Why does .loc/.iloc return a copy and how can I make it return a view Pandas DataFrame?


I have a class containing a pandas.DataFrame and a method that returns subset of it's columns. I want to get a view, not a copy.

class Data:
    def __init__(self, path, selected_features):
        df = pandas.read_excel(path)
        self._features = df[selected_features].astype("float64") # df[selected_features] is only int64  and float64

    def features(self):
        return self._features.iloc[, 0:2] # for simplicity let's just return 2 columns

Using np.shares_memory()I've established that it returns a copy.
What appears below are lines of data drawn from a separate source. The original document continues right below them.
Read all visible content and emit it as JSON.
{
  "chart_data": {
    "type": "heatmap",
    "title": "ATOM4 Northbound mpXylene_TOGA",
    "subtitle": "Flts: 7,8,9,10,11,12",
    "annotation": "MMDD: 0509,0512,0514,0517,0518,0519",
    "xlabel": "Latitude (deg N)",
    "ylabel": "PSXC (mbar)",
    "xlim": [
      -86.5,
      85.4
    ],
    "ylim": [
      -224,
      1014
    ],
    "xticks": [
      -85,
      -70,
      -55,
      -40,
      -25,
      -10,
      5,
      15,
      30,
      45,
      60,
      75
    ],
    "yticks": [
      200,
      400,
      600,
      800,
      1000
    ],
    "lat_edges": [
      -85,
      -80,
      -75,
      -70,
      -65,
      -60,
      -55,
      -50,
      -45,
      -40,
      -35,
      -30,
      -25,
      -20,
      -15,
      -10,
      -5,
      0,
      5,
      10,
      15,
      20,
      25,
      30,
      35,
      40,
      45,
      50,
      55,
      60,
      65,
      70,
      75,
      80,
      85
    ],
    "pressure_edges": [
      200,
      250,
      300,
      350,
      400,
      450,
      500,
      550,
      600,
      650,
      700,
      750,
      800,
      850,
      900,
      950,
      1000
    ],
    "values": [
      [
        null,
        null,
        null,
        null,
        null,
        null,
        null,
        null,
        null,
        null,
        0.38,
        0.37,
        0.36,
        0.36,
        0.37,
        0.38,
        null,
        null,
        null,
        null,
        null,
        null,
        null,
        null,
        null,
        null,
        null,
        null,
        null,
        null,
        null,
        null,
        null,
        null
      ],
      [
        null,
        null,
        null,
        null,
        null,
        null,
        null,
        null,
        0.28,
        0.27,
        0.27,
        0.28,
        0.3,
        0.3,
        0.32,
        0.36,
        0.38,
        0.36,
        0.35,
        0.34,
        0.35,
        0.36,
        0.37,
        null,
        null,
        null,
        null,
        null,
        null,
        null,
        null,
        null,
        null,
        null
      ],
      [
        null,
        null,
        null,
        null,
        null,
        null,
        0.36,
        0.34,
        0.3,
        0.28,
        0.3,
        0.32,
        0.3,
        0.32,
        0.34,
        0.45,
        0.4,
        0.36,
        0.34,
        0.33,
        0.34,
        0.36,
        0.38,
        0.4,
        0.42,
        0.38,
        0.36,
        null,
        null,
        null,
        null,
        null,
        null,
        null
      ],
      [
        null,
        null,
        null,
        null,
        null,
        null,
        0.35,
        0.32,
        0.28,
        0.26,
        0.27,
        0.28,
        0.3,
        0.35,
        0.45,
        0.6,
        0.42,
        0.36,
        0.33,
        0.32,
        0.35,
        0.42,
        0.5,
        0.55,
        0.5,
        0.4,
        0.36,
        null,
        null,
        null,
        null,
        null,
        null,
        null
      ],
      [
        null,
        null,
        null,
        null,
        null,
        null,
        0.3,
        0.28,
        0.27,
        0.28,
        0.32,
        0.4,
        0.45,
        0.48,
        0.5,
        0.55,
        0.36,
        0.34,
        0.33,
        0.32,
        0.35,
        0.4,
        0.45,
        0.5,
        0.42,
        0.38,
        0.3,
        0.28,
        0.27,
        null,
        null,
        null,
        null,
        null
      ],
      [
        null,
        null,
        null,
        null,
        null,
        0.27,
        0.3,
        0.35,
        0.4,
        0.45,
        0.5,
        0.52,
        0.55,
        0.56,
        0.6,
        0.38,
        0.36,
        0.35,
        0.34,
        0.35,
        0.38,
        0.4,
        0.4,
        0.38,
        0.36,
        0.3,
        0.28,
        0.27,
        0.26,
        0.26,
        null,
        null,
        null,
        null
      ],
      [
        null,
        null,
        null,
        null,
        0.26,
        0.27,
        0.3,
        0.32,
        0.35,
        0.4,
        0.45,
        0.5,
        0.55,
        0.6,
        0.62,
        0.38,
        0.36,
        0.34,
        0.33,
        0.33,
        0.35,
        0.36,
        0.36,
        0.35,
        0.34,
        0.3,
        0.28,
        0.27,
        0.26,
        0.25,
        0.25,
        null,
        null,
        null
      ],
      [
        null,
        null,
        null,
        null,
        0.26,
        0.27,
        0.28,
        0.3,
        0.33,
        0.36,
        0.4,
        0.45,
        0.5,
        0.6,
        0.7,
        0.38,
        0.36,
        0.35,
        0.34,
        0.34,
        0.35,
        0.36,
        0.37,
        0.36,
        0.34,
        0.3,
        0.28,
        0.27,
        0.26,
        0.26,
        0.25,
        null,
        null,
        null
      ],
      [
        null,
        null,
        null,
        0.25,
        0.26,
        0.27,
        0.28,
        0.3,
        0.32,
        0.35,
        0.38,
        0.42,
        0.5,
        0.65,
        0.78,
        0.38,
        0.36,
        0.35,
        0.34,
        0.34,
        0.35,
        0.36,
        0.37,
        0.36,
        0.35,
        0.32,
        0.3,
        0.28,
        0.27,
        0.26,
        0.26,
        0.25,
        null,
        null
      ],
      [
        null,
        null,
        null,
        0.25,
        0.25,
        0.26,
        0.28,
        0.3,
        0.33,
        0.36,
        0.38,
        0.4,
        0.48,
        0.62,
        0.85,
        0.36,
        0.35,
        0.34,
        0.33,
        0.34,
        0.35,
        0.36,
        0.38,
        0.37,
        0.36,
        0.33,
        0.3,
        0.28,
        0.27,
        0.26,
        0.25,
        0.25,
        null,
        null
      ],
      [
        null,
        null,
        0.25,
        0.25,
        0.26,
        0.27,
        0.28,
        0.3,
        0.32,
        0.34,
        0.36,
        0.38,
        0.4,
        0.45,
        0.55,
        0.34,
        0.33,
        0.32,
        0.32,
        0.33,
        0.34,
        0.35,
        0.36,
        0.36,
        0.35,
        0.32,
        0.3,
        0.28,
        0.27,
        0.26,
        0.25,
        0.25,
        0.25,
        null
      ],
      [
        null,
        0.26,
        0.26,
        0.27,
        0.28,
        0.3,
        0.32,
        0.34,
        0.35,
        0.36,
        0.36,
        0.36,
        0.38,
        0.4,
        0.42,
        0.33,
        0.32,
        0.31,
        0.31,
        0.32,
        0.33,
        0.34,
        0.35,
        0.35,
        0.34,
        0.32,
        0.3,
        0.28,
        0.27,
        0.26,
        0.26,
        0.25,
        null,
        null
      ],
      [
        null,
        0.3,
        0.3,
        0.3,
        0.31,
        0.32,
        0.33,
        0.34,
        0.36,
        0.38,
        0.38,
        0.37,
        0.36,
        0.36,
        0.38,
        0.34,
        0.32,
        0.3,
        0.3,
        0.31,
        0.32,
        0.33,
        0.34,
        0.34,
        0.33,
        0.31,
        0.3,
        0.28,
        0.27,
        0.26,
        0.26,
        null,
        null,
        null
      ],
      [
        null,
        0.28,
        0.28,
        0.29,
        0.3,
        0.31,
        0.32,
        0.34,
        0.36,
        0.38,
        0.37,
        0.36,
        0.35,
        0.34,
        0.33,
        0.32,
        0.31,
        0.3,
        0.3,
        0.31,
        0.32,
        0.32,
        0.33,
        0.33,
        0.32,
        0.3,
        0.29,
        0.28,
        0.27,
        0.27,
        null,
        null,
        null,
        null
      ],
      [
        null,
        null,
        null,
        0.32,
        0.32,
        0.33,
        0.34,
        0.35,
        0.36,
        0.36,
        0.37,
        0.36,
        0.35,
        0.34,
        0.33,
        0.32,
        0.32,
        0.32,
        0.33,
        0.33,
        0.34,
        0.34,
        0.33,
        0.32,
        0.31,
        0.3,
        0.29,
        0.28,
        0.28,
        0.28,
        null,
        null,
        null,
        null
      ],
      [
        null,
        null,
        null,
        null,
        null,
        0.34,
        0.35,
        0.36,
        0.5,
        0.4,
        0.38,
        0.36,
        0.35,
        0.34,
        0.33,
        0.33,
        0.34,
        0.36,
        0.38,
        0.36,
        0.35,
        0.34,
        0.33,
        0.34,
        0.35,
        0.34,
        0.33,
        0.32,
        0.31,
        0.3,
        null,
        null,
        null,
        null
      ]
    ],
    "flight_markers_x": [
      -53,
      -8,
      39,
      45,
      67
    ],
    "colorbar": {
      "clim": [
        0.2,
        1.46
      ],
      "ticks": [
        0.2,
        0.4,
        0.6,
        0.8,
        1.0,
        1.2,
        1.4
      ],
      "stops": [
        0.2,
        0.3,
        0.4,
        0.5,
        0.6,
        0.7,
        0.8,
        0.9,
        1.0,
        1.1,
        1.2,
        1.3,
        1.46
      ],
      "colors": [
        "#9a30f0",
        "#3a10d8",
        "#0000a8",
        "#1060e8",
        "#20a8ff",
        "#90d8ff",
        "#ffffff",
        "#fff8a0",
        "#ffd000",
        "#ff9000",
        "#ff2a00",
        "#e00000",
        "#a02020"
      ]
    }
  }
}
data = Data(path, selected_features)
print(np.shares_memory(data._features, data.features()))
# False
print(np.shares_memory(data._features, data._features.iloc[:,0:2]))
# False

I've tried using .loc and it yields the same result.

Why is it returning a copy and how can I make it return a view.

Note: I've seen the docs and thread 1, thread 2 and thread 3 - none helped me resolve the issue.


Solution

  • There are some errors in your code:

    • data._features does not exist in your code, maybe data.labels?
    • labels.iloc[0:2] does not return 2 columns but 2 rows.

    Why does .loc/.iloc return a copy

    Or not?

    >>> df = pd.DataFrame(np.random.random((10, 4)), columns=list('ABCD')).copy()
    
    >>> df._is_view
    False
    
    >>> df._is_copy
    None
    
    >>> hex(id(df))
    '0x7fd3c7a5ba60'
    
    >>> df.iloc[:, 0:2]._is_view
    True
    
    >>> df.iloc[:, 0:2]._is_copy
    <weakref at 0x7fd43731c540; to 'DataFrame' at 0x7fd3c7a5ba60>
    
    >>> np.shares_memory(df, df.iloc[0:2])
    True
    
    >>> np.shares_memory(df, df.iloc[0:2].copy())
    False
    

    Note: copy() is important to avoid SettingWithCopyWarning because Pandas keeps a reference to the source DataFrame.